Vincent Hendricks Wins Choice Outstanding Academic Title 2006

Vincent Hendricks' book Mainstream and Formal Epistemology, Cambridge, 2006, just won the Choice Outstanding Academic Title 2006. Hendricks is Professor of Formal Philosophy at Roskilde University in Copenhagen, Editor-in-Chief for Synthese and Synthese Library, Editor of Trends in Logic (Studia Logica Library), and Director of PHILOG and Editor-in-chief of PHINEWS.

From the original announcement:

Choice: Current Reviews for Academic Libraries is the premier source for reviews of academic books, electronic media, and Internet resources of interest to those in higher education.

Every year Choice publishes a list of Outstanding Academic Titles that were reviewed during the previous calendar year. This prestigious list reflects the best in scholarly titles reviewed by Choice and brings with it the extraordinary recognition of the academic library community.

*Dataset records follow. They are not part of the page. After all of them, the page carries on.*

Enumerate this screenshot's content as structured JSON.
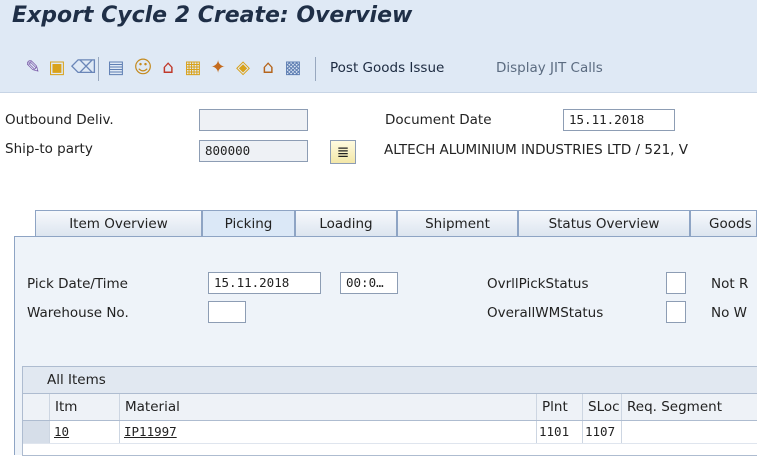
{
  "window": {
    "title": "Export Cycle 2  Create: Overview"
  },
  "toolbar": {
    "icons": [
      "edit-pencil-icon",
      "create-doc-icon",
      "delete-trash-icon",
      "other-delivery-icon",
      "partner-icon",
      "output-icon",
      "texts-icon",
      "packing-icon",
      "shipment-icon",
      "header-icon",
      "overview-grid-icon"
    ],
    "post_goods_issue": "Post Goods Issue",
    "display_jit_calls": "Display JIT Calls"
  },
  "header": {
    "outbound_deliv_label": "Outbound Deliv.",
    "outbound_deliv_value": "",
    "document_date_label": "Document Date",
    "document_date_value": "15.11.2018",
    "ship_to_label": "Ship-to party",
    "ship_to_value": "800000",
    "ship_to_name": "ALTECH ALUMINIUM INDUSTRIES LTD / 521, V"
  },
  "tabs": [
    {
      "label": "Item Overview",
      "active": false
    },
    {
      "label": "Picking",
      "active": true
    },
    {
      "label": "Loading",
      "active": false
    },
    {
      "label": "Shipment",
      "active": false
    },
    {
      "label": "Status Overview",
      "active": false
    },
    {
      "label": "Goods",
      "active": false
    }
  ],
  "picking": {
    "pick_date_label": "Pick Date/Time",
    "pick_date_value": "15.11.2018",
    "pick_time_value": "00:0…",
    "warehouse_label": "Warehouse No.",
    "warehouse_value": "",
    "ovrl_pick_status_label": "OvrllPickStatus",
    "ovrl_pick_status_text": "Not R",
    "overall_wm_status_label": "OverallWMStatus",
    "overall_wm_status_text": "No W"
  },
  "items_table": {
    "title": "All Items",
    "columns": [
      "Itm",
      "Material",
      "Plnt",
      "SLoc",
      "Req. Segment"
    ],
    "rows": [
      {
        "itm": "10",
        "material": "IP11997",
        "plnt": "1101",
        "sloc": "1107",
        "req_segment": ""
      }
    ]
  },
  "colors": {
    "band": "#dfe9f5",
    "tab_body": "#eef3f9",
    "title_text": "#1f2f47"
  }
}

The list is quite selective: it contains approximately ten percent of some 7,000 works reviewed in Choice each year. Choice editors base their selections on the reviewer's evaluation of the work, the editor's knowledge of the field, and the reviewer's record. In awarding Outstanding Academic Titles, the editors apply several criteria to reviewed titles: (1) overall excellence in presentation and scholarship, (2) importance relative to other literature in the field, (3), distinction as a first treatment of a given subject in book or electronic form, (4) originality or uniqueness of treatment, (5) value to undergraduate students, and (6) importance in building undergraduate library collections.

Choice Review:

Hendricks (Roskilde Univ., Denmark) identifies several central epistemological concerns and teases out various theoretical solutions. He begins with mainstream epistemologies, works through various formal epistemologies, and ends with an outline for a new research program called "plethoric epistemology," which combines insights of both mainstream and formal researchers. The aim of the work is twofold: to introduce mainstream and formal epistemologists to one another, and to give theoretical unity to a fractured discipline. It succeeds admirably on both fronts, and brings a fresh perspective to every topic it touches. This important work should spark conversation between traditional theorists and their more formally minded colleagues, and inform each of what the other has been up to. It should also bring unity and renewed purpose to the fragmented field of contemporary epistemology. This book is mandatory reading for epistemologists of all stripes, particularly those seeking a crash course in formal epistemology (and those just wondering what "formal epistemology" is). Its importance cannot be overemphasized. Summing Up: Essential. Upper-division undergraduates, graduate students, and faculty/researchers.